TOM SHERMAN Who are you? Tom Sherman

What do you do? Career Highlights? I’m an artist and writer. I work mostly in video but also in performance and radio. I’ve shown a lot over the years, including solo shows at the National Gallery of Canada, Musee d’art contemporain and Vancouver Art Gallery. I’ve represented Canada at the Venice Biennale and been honoured with the Bell Canada award for video art and a Governor General’s award for visual and media arts. In the early 1980s I founded the Media Arts section of the Canada Council. I’m currently a professor of video art at Syracuse University in New York.

My interest in music video goes back to the mid-1970s when I was making music videos for TVOntario. I made a couple of hundred music videos for Nightmusic, a talk show hosted by Reiner Schwartz. We used these music videos as segues from guest to guest. https://www.youtube.com/watch?v=kAkzSsD9usQ Later I worked with musicians like Jean Piche and Bernhard Loibner and coined the term VidSonics to describe video music works where the video generated the music rather than the more conventional visualization of music.
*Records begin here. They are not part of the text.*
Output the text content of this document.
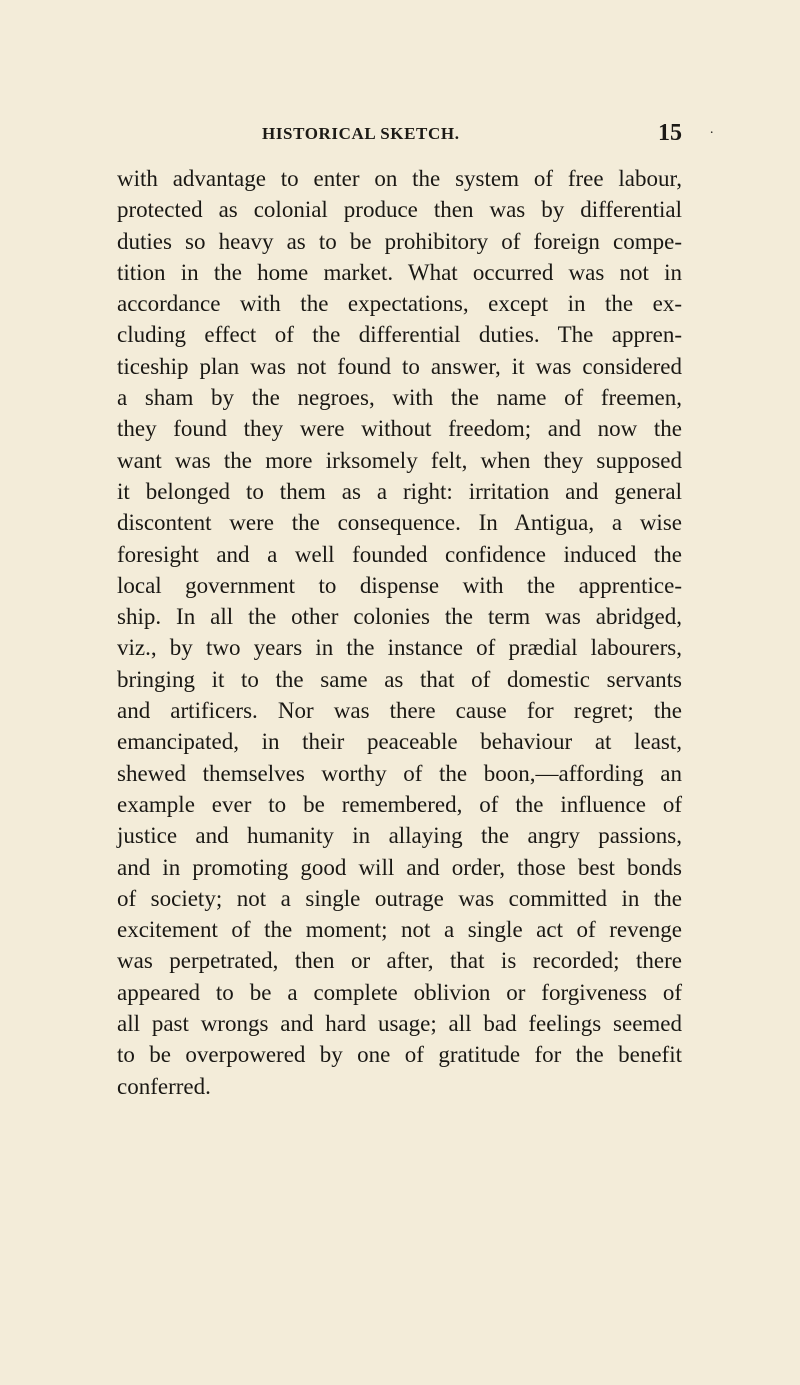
HISTORICAL SKETCH.	15 ·
with advantage to enter on the system of free labour,
protected as colonial produce then was by differential
duties so heavy as to be prohibitory of foreign compe-
tition in the home market. What occurred was not in
accordance with the expectations, except in the ex-
cluding effect of the differential duties. The appren-
ticeship plan was not found to answer, it was considered
a sham by the negroes, with the name of freemen,
they found they were without freedom; and now the
want was the more irksomely felt, when they supposed
it belonged to them as a right: irritation and general
discontent were the consequence. In Antigua, a wise
foresight and a well founded confidence induced the
local government to dispense with the apprentice-
ship. In all the other colonies the term was abridged,
viz., by two years in the instance of prædial labourers,
bringing it to the same as that of domestic servants
and artificers. Nor was there cause for regret; the
emancipated, in their peaceable behaviour at least,
shewed themselves worthy of the boon,—affording an
example ever to be remembered, of the influence of
justice and humanity in allaying the angry passions,
and in promoting good will and order, those best bonds
of society; not a single outrage was committed in the
excitement of the moment; not a single act of revenge
was perpetrated, then or after, that is recorded; there
appeared to be a complete oblivion or forgiveness of
all past wrongs and hard usage; all bad feelings seemed
to be overpowered by one of gratitude for the benefit
conferred.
I teach a course today called VidSonics at Syracuse University to involve students in the critical analysis of sound/moving image aesthetics using the Web as source material.
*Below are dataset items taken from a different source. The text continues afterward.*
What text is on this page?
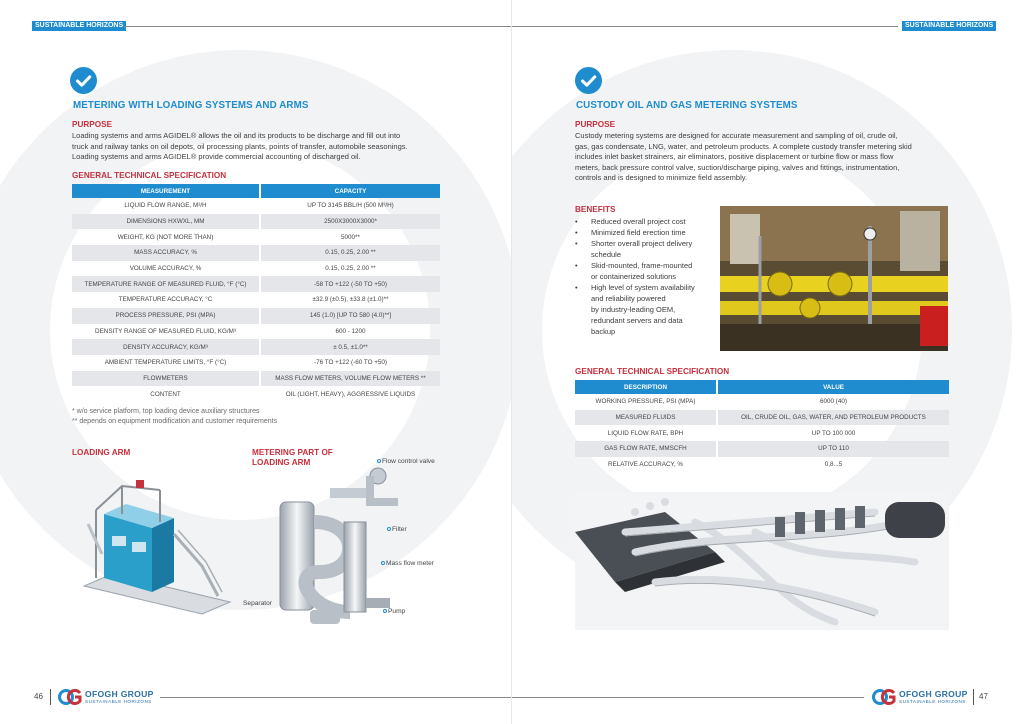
SUSTAINABLE HORIZONS
METERING WITH LOADING SYSTEMS AND ARMS
PURPOSE
Loading systems and arms AGIDEL® allows the oil and its products to be discharge and fill out into
truck and railway tanks on oil depots, oil processing plants, points of transfer, automobile seasonings.
Loading systems and arms AGIDEL® provide commercial accounting of discharged oil.
GENERAL TECHNICAL SPECIFICATION
MEASUREMENT	CAPACITY
LIQUID FLOW RANGE, M³/H	UP TO 3145 BBL/H (500 M³/H)
DIMENSIONS HXWXL, MM	2500X3000X3000*
WEIGHT, KG (NOT MORE THAN)	5000**
MASS ACCURACY, %	0.15, 0.25, 2.00 **
VOLUME ACCURACY, %	0.15, 0.25, 2.00 **
TEMPERATURE RANGE OF MEASURED FLUID, °F (°C)	-58 TO +122 (-50 TO +50)
TEMPERATURE ACCURACY, °C	±32.9 (±0.5), ±33.8 (±1.0)**
PROCESS PRESSURE, PSI (MPA)	145 (1.0) [UP TO 580 (4.0)**]
DENSITY RANGE OF MEASURED FLUID, KG/M³	600 - 1200
DENSITY ACCURACY, KG/M³	± 0.5, ±1.0**
AMBIENT TEMPERATURE LIMITS, °F (°C)	-76 TO +122 (-60 TO +50)
FLOWMETERS	MASS FLOW METERS, VOLUME FLOW METERS **
CONTENT	OIL (LIGHT, HEAVY), AGGRESSIVE LIQUIDS
* w/o service platform, top loading device auxiliary structures
** depends on equipment modification and customer requirements
LOADING ARM	METERING PART OF
LOADING ARM	Flow control valve
Filter
Mass flow meter
Separator
Pump
46	OFOGH GROUP
SUSTAINABLE HORIZONS
SUSTAINABLE HORIZONS
CUSTODY OIL AND GAS METERING SYSTEMS
PURPOSE
Custody metering systems are designed for accurate measurement and sampling of oil, crude oil,
gas, gas condensate, LNG, water, and petroleum products. A complete custody transfer metering skid
includes inlet basket strainers, air eliminators, positive displacement or turbine flow or mass flow
meters, back pressure control valve, suction/discharge piping, valves and fittings, instrumentation,
controls and is designed to minimize field assembly.
BENEFITS
• Reduced overall project cost
• Minimized field erection time
• Shorter overall project delivery
schedule
• Skid-mounted, frame-mounted
or containerized solutions
• High level of system availability
and reliability powered
by industry-leading OEM,
redundant servers and data
backup
GENERAL TECHNICAL SPECIFICATION
DESCRIPTION	VALUE
WORKING PRESSURE, PSI (MPA)	6000 (40)
MEASURED FLUIDS	OIL, CRUDE OIL, GAS, WATER, AND PETROLEUM PRODUCTS
LIQUID FLOW RATE, BPH	UP TO 100 000
GAS FLOW RATE, MMSCFH	UP TO 110
RELATIVE ACCURACY, %	0,8...5
OFOGH GROUP
SUSTAINABLE HORIZONS
47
What makes a good video? What stood out about your picks? I loved the opportunity to catch up on what’s going on in the Canadian music video scene by being on the Prism Prize jury. A good music video still depends on a great piece of music but the video component has to be inventive. The video has to move with the music but it should also push the music into a space it can’t reach on its own. A music video has to have magic transitions that give the viewer/listener repeated pleasure through a certain level of poetic expression. A great music video has to hold up and increase in power through multiple plays. It is not enough to impress people once—it should stand up well in heavy rotation, just like a great piece of music. That’s the challenge, to not kill or wrap up the meaning of a song with the explicit literalness of what video can deliver. The music video form is very challenging. When a director hits a video chord in resonance with a great piece of music, there is little in contemporary culture that can compare with the powerful pleasure of a beautiful music video.